Now let’s get to the research.
What They Looked at
They looked at what factors demonstrate an increased risk of a second ACL injury.
What They Did
They assessed 56 athletes (35 female, 21 male) by looking at three things. They tested:
Using 3 dimensional motion during a drop vertical jump (Jump off a 31 cm box, land on the ground, and jump straight up.)
Anterior-posterior knee laxity (How much movement is in the knee forward and back.)
Postural stability assessment (Sanding on one leg with arms crossed on an unstable platform.)
This was done before going back to pivoting and cutting sports. Over the next 12 months they followed the athletes to see if they had a second ACL injury and 13 did.
What They Found
The study findings indicate:
Increase in net hip rotation moment impulse (Knee rotating in) – Greater hip external rotator moment may act to restrain internal rotation motion during landing phase. Participants with less external rotation were 8 times more likely to re-injury their ACL.
Frontal plane knee range of motion during landing (Knee collapsing in) – Increased frontal plane motion were 3 times more likely to re-injury.

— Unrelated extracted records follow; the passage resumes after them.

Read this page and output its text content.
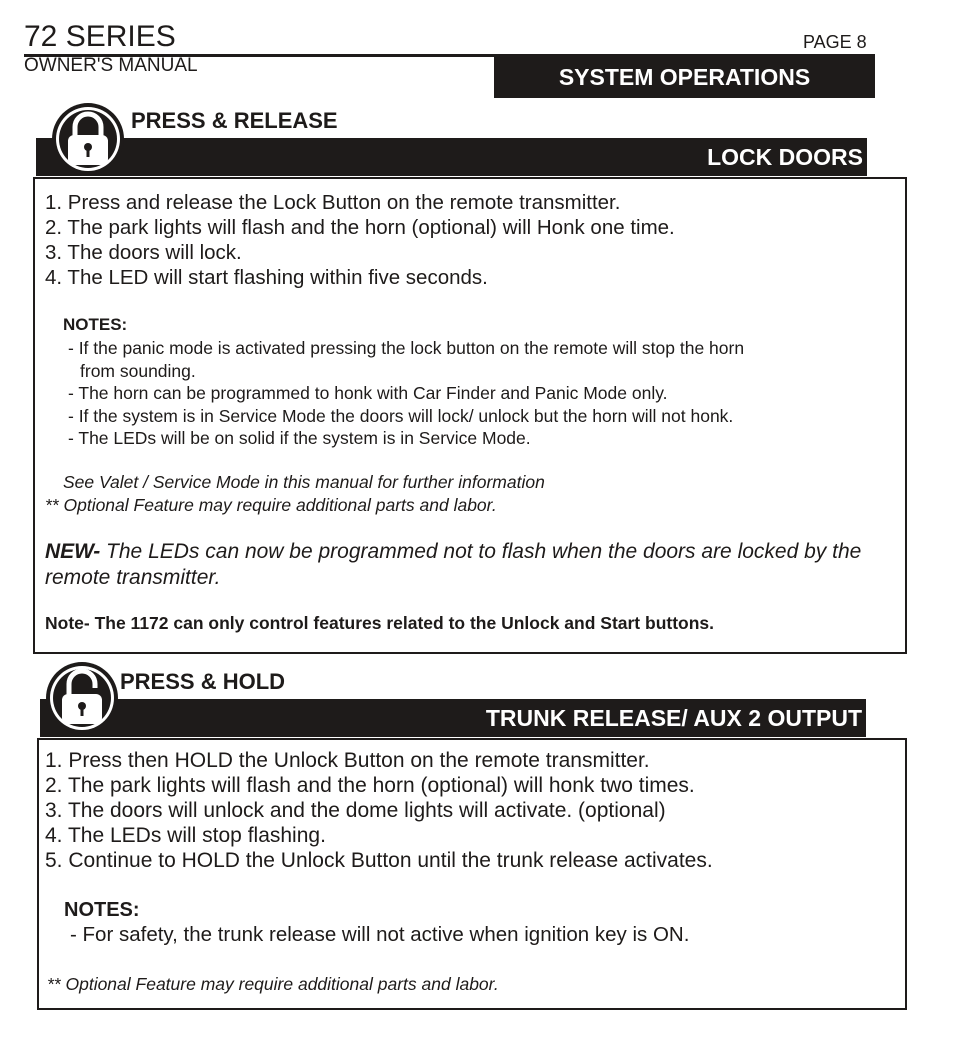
72 SERIES
OWNER'S MANUAL
PAGE 8
SYSTEM OPERATIONS
LOCK DOORS
PRESS & RELEASE
1. Press and release the Lock Button on the remote transmitter.
2. The park lights will flash and the horn (optional) will Honk one time.
3. The doors will lock.
4. The LED will start flashing within five seconds.
NOTES:
- If the panic mode is activated pressing the lock button on the remote will stop the horn
from sounding.
- The horn can be programmed to honk with Car Finder and Panic Mode only.
- If the system is in Service Mode the doors will lock/ unlock but the horn will not honk.
- The LEDs will be on solid if the system is in Service Mode.
See Valet / Service Mode in this manual for further information
** Optional Feature may require additional parts and labor.
NEW- The LEDs can now be programmed not to flash when the doors are locked by the remote transmitter.
Note- The 1172 can only control features related to the Unlock and Start buttons.
TRUNK RELEASE/ AUX 2 OUTPUT
PRESS & HOLD
1. Press then HOLD the Unlock Button on the remote transmitter.
2. The park lights will flash and the horn (optional) will honk two times.
3. The doors will unlock and the dome lights will activate. (optional)
4. The LEDs will stop flashing.
5. Continue to HOLD the Unlock Button until the trunk release activates.
NOTES:
- For safety, the trunk release will not active when ignition key is ON.
** Optional Feature may require additional parts and labor.
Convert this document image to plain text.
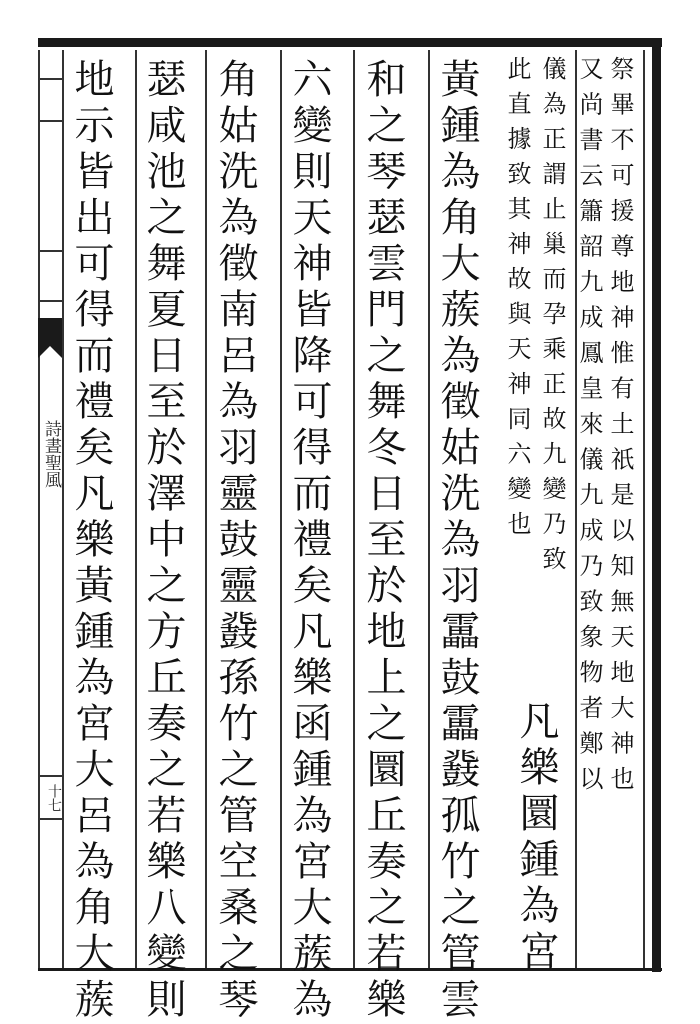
詩晝聖風
十七	祭畢不可援尊地神惟有土祇是以知無天地大神也
又尚書云簫韶九成鳳皇來儀九成乃致象物者鄭以
儀為正謂止巢而孕乘正故九變乃致
此直據致其神故與天神同六變也
凡樂圜鍾為宮
黃鍾為角大蔟為徵姑洗為羽靁鼓靁鼗孤竹之管雲
和之琴瑟雲門之舞冬日至於地上之圜丘奏之若樂
六變則天神皆降可得而禮矣凡樂函鍾為宮大蔟為
角姑洗為徵南呂為羽靈鼓靈鼗孫竹之管空桑之琴
瑟咸池之舞夏日至於澤中之方丘奏之若樂八變則
地示皆出可得而禮矣凡樂黃鍾為宮大呂為角大蔟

Asymmetries in sagittal plane knee moments at initial contact (Knee moving forwards) – Lead to 4.1 times re-injury rate.
Postural stability are collectively (single leg standing) – Increases risk 2 times.
are all strong predictor of a second ACL
Where to get more information – Paterno MV, Schmitt LC, Ford KR, Rauh MJ, Myer GD, Huang B, Hewett TE. (2010). Biomechanical measures during landing and postural stability predict second anterior cruciate ligament injury after anterior cruciate ligament reconstruction and return to sport. Am J Sports Med. 2010 Oct;38(10):1968-78. Epub 2010 Aug 11.
I have put together an exercise program that people can do to prevent an ACL injury from occurring. It is an easy program that can be done anywhere. Here it is:
Another article that I thought was good but did not review was:
Laudner KG, Moline MT, Meister K. (2010). The relationship between forward scapular posture and posterior shoulder tightness among baseball players. Am J Sports Med. 2010 Oct;38(10):2106-12. Epub 2010 Jul 1.
I know it is baseball players but the research is interesting.
A definition that may help when reading is:
What is Scapular dyskinesis?
Scapular dyskinesis is an alteration in the normal position or motion of the scapula during coupled scapulohumeral movements. – Kibler 2003)
Here is one more that was interesting.
Myer GD, Ford KR, Khoury J, Succop P, Hewett TE. (2010). Development and validation of a clinic-based prediction tool to identify female athletes at high risk for anterior cruciate ligament injury. Am J Sports Med. 2010 Oct;38(10):2025-33. Epub 2010 Jul 1.
It was interesting to see which laboratory and clinical test you used to determine high risk.